If you were fitted for running shoes sometime in the past decade, you likely ran on a treadmill as a salesperson watched for signs of overpronation, an excessive inward rolling of the foot upon landing that’s often linked to low or flat arches. Based on your gait, you were probably recommended a stability shoe (which has a dense piece of foam, called a medial post, underneath the arch to prevent your foot from collapsing inward) if you did overpronate or a neutral shoe if not. The process was based on the thought that uncorrected overpronation would lead to injuries, but two large-scale studies have failed to prove that hypothesis. Among the thousands of participants in these studies, there was no link between injury risk and wearing the “correct” type of shoe.
So how should you choose your running shoes? Benno Nigg, a professor emeritus of kinesiology at the University of Calgary, says it all comes down to one word: comfort. One study has shown that participants who ran in footwear that they ranked the most comfortable experienced far fewer injuries than those who ran in a control shoe. “Everybody’s got their own preferred movement pathway, and their footwear should support that,” says Ben Langley, a lecturer in sport and exercise biomechanics at Edge Hill University in the U.K. “Something that you find more comfortable should be enabling you to move in that way.”
Comfort can be hard to quantify, though. JJ Hannigan, an assistant professor in the physical-therapy doctorate program at Oregon State University-Cascades, explains that along with getting a shoe that fits right (you should have a full thumb’s width between the tip of your big toe and the end of the shoe because feet swell and tend to move forward in a shoe as you run), you’ll want to pay attention to how a shoe feels when you’re actually running. The right shoe should feel like an extension of your foot, allowing you to run naturally and not forcing you into a certain posture or form. Watch out for any spots where the shoe pokes or rubs up against your foot. Any mild discomfort will only be amplified as you take thousands of steps on your run.
You’ll also want to think about the type of running you’ll be doing in the shoe. For easy, long-distance, recovery-type runs, you might prefer something with marshmallowlike cushioning in the midsole. For tempo runs or intervals at a fast clip, consider something a bit firmer — with lighter, bouncier foam. And if you’re looking for something to help you shave a few seconds off your 5K time, there are performance shoes, which come decked out with propelling carbon-fiber plates and extra-responsive foam. Use the categories below to determine which type of shoe you’re looking for and then try on a few within that category to see which one is most comfortable for you.

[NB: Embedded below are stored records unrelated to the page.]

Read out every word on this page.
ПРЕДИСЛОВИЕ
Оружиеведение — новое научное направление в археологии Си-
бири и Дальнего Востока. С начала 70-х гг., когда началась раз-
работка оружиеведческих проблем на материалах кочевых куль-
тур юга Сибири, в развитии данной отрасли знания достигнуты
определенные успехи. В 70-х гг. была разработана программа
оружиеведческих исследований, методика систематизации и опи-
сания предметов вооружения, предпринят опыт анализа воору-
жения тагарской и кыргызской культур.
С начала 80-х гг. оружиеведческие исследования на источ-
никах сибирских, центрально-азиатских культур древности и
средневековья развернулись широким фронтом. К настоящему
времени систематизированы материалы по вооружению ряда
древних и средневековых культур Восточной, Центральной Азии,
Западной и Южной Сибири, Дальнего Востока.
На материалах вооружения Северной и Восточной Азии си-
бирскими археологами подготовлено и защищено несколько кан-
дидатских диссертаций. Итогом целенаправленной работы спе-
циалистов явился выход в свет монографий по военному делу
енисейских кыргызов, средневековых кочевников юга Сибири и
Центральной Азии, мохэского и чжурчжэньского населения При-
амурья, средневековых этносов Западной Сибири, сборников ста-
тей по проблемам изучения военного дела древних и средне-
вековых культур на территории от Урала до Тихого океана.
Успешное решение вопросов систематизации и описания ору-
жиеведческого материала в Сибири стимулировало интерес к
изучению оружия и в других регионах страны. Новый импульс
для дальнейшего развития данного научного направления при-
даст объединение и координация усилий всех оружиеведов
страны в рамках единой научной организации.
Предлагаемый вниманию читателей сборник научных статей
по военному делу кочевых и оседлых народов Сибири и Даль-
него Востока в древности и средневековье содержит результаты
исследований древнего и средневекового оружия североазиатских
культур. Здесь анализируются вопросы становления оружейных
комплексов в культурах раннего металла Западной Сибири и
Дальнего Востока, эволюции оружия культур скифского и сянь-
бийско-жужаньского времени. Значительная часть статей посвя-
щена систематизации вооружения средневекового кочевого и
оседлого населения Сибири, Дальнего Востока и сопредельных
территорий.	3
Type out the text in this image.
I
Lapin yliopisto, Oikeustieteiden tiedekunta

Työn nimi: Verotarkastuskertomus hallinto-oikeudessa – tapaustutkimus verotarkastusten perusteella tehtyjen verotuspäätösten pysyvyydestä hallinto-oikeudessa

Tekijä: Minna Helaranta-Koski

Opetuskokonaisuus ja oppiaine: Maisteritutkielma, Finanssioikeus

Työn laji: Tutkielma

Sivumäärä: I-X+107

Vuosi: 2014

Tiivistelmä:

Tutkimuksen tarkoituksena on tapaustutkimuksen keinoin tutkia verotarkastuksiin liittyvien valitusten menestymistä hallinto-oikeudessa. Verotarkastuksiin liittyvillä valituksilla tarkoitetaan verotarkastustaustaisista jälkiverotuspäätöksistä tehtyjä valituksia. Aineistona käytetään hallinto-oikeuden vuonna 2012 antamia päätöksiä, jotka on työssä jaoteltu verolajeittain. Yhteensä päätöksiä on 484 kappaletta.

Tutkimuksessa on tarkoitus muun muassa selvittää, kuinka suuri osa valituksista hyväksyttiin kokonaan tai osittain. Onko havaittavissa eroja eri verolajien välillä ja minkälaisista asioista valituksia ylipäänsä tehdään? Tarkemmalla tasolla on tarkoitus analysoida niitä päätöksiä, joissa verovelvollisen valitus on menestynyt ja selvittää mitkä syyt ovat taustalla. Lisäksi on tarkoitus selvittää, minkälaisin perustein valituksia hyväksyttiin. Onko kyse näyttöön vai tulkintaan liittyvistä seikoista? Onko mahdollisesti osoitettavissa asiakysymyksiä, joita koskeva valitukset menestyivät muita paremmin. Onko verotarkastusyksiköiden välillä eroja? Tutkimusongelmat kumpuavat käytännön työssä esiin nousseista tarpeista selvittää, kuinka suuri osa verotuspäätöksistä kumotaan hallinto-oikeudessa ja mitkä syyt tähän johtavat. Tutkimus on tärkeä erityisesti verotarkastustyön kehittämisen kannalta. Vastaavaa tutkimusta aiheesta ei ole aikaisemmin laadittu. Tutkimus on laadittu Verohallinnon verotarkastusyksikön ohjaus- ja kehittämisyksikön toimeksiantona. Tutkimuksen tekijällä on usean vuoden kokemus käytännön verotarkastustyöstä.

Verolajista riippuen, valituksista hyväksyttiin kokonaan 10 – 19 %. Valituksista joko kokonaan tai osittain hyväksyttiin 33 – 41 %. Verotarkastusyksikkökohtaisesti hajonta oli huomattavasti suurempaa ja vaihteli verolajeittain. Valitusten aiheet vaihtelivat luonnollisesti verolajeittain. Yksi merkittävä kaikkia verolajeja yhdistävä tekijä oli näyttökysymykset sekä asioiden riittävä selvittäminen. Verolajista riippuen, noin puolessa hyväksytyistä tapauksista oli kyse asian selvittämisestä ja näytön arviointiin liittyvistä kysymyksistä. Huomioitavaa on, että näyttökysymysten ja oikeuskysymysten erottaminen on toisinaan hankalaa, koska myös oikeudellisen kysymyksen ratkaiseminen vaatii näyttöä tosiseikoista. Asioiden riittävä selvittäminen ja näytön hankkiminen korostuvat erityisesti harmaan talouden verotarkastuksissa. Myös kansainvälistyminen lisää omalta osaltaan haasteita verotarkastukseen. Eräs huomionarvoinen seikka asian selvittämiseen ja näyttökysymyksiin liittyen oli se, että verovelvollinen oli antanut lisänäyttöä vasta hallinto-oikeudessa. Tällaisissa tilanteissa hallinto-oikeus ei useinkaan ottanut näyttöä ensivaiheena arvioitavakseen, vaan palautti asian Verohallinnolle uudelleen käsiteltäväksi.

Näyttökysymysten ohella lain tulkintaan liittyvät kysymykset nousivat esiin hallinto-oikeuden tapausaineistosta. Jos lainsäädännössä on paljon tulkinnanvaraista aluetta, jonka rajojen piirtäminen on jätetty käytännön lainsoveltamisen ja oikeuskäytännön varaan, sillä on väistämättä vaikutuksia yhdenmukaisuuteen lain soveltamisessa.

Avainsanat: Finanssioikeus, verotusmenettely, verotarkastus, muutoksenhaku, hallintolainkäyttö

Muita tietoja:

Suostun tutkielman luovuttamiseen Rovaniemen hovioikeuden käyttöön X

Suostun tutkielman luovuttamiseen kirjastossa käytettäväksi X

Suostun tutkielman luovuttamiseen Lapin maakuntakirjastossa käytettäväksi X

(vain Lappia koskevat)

So if you’re shopping online, make sure you choose a retailer with a generous return policy.
Daily training shoes
If you don’t want to think too much about your running shoes, start here: Don’t be too soft or too hard, these reliable anchors are suitable for most runners, whether you are jumping on a treadmill a few times a week or training for a marathon.
Since its launch 40 years ago, Pegasus has been a reliable part of Nike’s running series. Its cushioning comes from a thick layer of Nike’s proprietary React foam in the midsole. Olivia Young, founder and owner of Soho fitness studio Box + Flow, said when Pegasus was running: “They have enough support, and they have a balance between softness and structure, allowing me to run like the wind.”
Like Pegasus, Asics Gel-Cumulus has been around for decades and is still a runner’s favorite. In addition to lightweight foam, Gel-Cumulus also uses Asics’s signature gel capsule on the heel for shock absorption. If you tend to land with your heels (most people do) and like the slightly firm feel of the gel (compared to straight foaming), this might be a good match.
Although Asics shoes stand out for their gel composition, Mizuno shoes can be easily identified by their wave plates. The wave plate is inserted into the midfoot below the heel and is designed to spread the impact to the entire foot. The old version was made of hard plastic, but today’s board is made of Pebax, a thermoplastic elastomer, which is becoming more and more popular in running shoes because it is very light and helps in energy recovery.
Hannigan said that a study shows that some runners with excessive pronation do have a lower risk of injury when running in stable shoes-even if they have been overused in the past. If you know you like shoes with this structure, Brooks Adrenaline is equipped with guide rails or provides additional support on the two edges of the shoe to keep the foot aligned without forcing it to move in a specific direction. Compared with the stable shoes of the past, it is much less restrictive, with a large amount of ethylene-vinyl acetate foam cushioning.